I'm not sure how possible it is for you to change the way you handle your configuration, but we implemented something similar to this by using the idea of local overrides. Specifically, you have two configuration tables that are identical (call them CentralConfig and LocalConfig). CentralConfig is maintained at the central location, and is replicated out to your satellite locations, where it is read-only. LocalConfig can be set up at the local site. Your procedure which queries configuration data first looks for the data in the LocalConfig table, and if not found, retrieves it from the CentralConfig table.

For example, if you were trying to do this with the values in the v$parameter table, you could query your configuration using the FIRST_VALUE function in SQL analytics:

  SELECT DISTINCT
         NAME
       , FIRST_VALUE(VALUE) OVER(PARTITION BY NAME 
                                     ORDER BY localsort
                                ) VALUE
    FROM (SELECT t.*
               , 0 localsort
            FROM local_parameter t
           UNION
          SELECT t.*
               , 1 localsort
            FROM v$parameter t
         )
ORDER BY NAME;

The localsort column in the unions is there just to make sure that the local_parameter values take precedence over the v$parameter values.

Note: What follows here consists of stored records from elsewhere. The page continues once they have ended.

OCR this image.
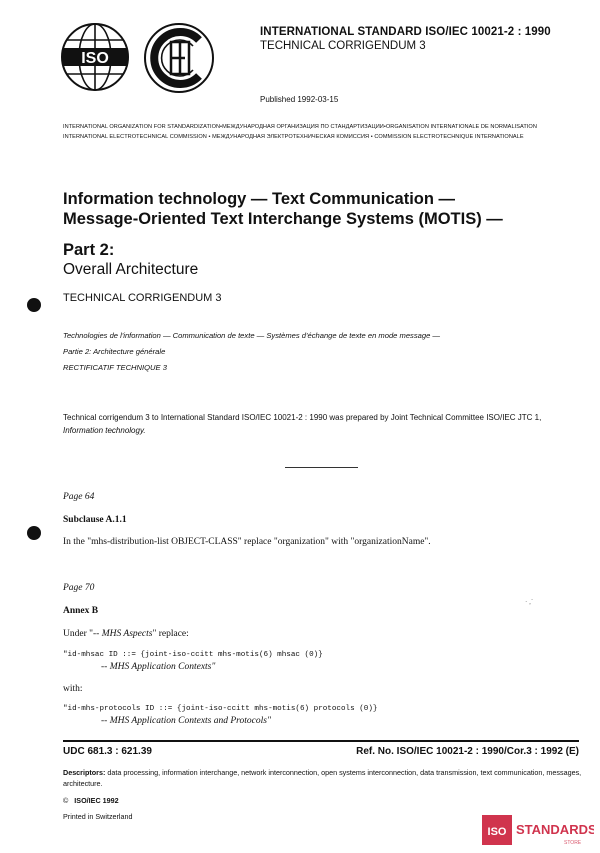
ISO
INTERNATIONAL STANDARD ISO/IEC 10021-2 : 1990
TECHNICAL CORRIGENDUM 3
Published 1992-03-15
INTERNATIONAL ORGANIZATION FOR STANDARDIZATION•МЕЖДУНАРОДНАЯ ОРГАНИЗАЦИЯ ПО СТАНДАРТИЗАЦИИ•ORGANISATION INTERNATIONALE DE NORMALISATION
INTERNATIONAL ELECTROTECHNICAL COMMISSION • МЕЖДУНАРОДНАЯ ЭЛЕКТРОТЕХНИЧЕСКАЯ КОМИССИЯ • COMMISSION ELECTROTECHNIQUE INTERNATIONALE
Information technology — Text Communication —
Message-Oriented Text Interchange Systems (MOTIS) —
Part 2:
Overall Architecture
TECHNICAL CORRIGENDUM 3
Technologies de l'information — Communication de texte — Systèmes d'échange de texte en mode message —
Partie 2: Architecture générale
RECTIFICATIF TECHNIQUE 3
Technical corrigendum 3 to International Standard ISO/IEC 10021-2 : 1990 was prepared by Joint Technical Committee ISO/IEC JTC 1, Information technology.
Page 64
Subclause A.1.1
In the "mhs-distribution-list OBJECT-CLASS" replace "organization" with "organizationName".
Page 70
· ,´
Annex B
Under "-- MHS Aspects" replace:
"id-mhsac ID ::= {joint-iso-ccitt mhs-motis(6) mhsac (0)}
-- MHS Application Contexts"
with:
"id-mhs-protocols ID ::= {joint-iso-ccitt mhs-motis(6) protocols (0)}
-- MHS Application Contexts and Protocols"
UDC 681.3 : 621.39	Ref. No. ISO/IEC 10021-2 : 1990/Cor.3 : 1992 (E)
Descriptors: data processing, information interchange, network interconnection, open systems interconnection, data transmission, text communication, messages, architecture.
© ISO/IEC 1992
Printed in Switzerland
ISO STANDARDS
STORE
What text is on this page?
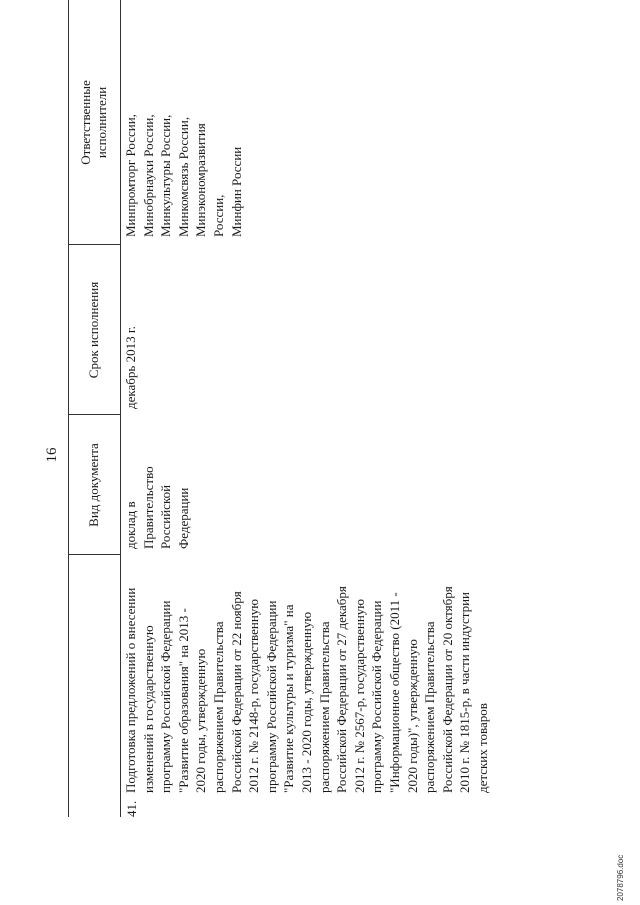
16 Вид документа
Срок исполнения
Ответственные исполнители
41.
Подготовка предложений о внесении изменений в государственную программу Российской Федерации "Развитие образования" на 2013 - 2020 годы, утвержденную распоряжением Правительства Российской Федерации от 22 ноября 2012 г. № 2148-р, государственную программу Российской Федерации "Развитие культуры и туризма" на 2013 - 2020 годы, утвержденную распоряжением Правительства Российской Федерации от 27 декабря 2012 г. № 2567-р, государственную программу Российской Федерации "Информационное общество (2011 - 2020 годы)", утвержденную распоряжением Правительства Российской Федерации от 20 октября 2010 г. № 1815-р, в части индустрии детских товаров
доклад в Правительство Российской Федерации
декабрь 2013 г.
Минпромторг России, Минобрнауки России, Минкультуры России, Минкомсвязь России, Минэкономразвития России, Минфин России
2078796.doc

In our system, it's actually much more sophisticated than this. In addition to the "name" for the parameter you're looking up, we also have a "context" column that describes the context we are looking for. For example, we might have a parameter "timeout" that is set centrally, but even locally, we have multiple components that use this value. They may all be the same, but we may also want to configure them differently. So when the tool looks up the "timeout" value, it also constrains by scope. In the configuration itself, we may use wildcards when we define what we want for scope, such as:

CONTEXT       NAME    VALUE
------------- ------- -----
Comp Engine A timeout    15
Comp Engine B timeout    10
Comp Engine % timeout     5
%             timeout    30

The configuration above says, for all components, use a timeout of 30, but for Comp Engines of any type, use a timeout of 5, however for Comp Engines A & B, use 15 & 10 respectively. The last two configurations may be maintained in CentralConfig, but the other two may be maintained in LocalConfig, and you would resolve the settings this way:

  SELECT DISTINCT
         NAME
       , FIRST_VALUE(VALUE) OVER(PARTITION BY NAME 
                                     ORDER BY (TRANSLATE(Context
                                                        , '%_'
                                                        , CHR(1) || CHR(2)
                                              ) DESC
                                            , localsort
                                ) VALUE
    FROM (SELECT t.*
               , 0 localsort
            FROM LocalConfig t
           WHERE 'Comp Engine A' LIKE Context
           UNION
          SELECT t.*
               , 1 localsort
            FROM CentralConfig t
           WHERE 'Comp Engine A' LIKE Context
         )
ORDER BY NAME;

It's basically the same query, except that I'm inserting that TRANSLATE expression before my localsort and I'm constraining on Context. What it's doing is converting the % and _ characters to chr(1) & chr(2), which will make them sort after alphanumeric characters in the descending sort. In this way, the explicitly defined "Comp Engine A" will come before "Comp Engine %", which in turn will come before "%". In cases where the contexts are defined identically, local config takes precedence over central ones; if you wanted local to always trump central, even in cases when central was scoped more tightly, you'd just reverse the positions of the two sort terms.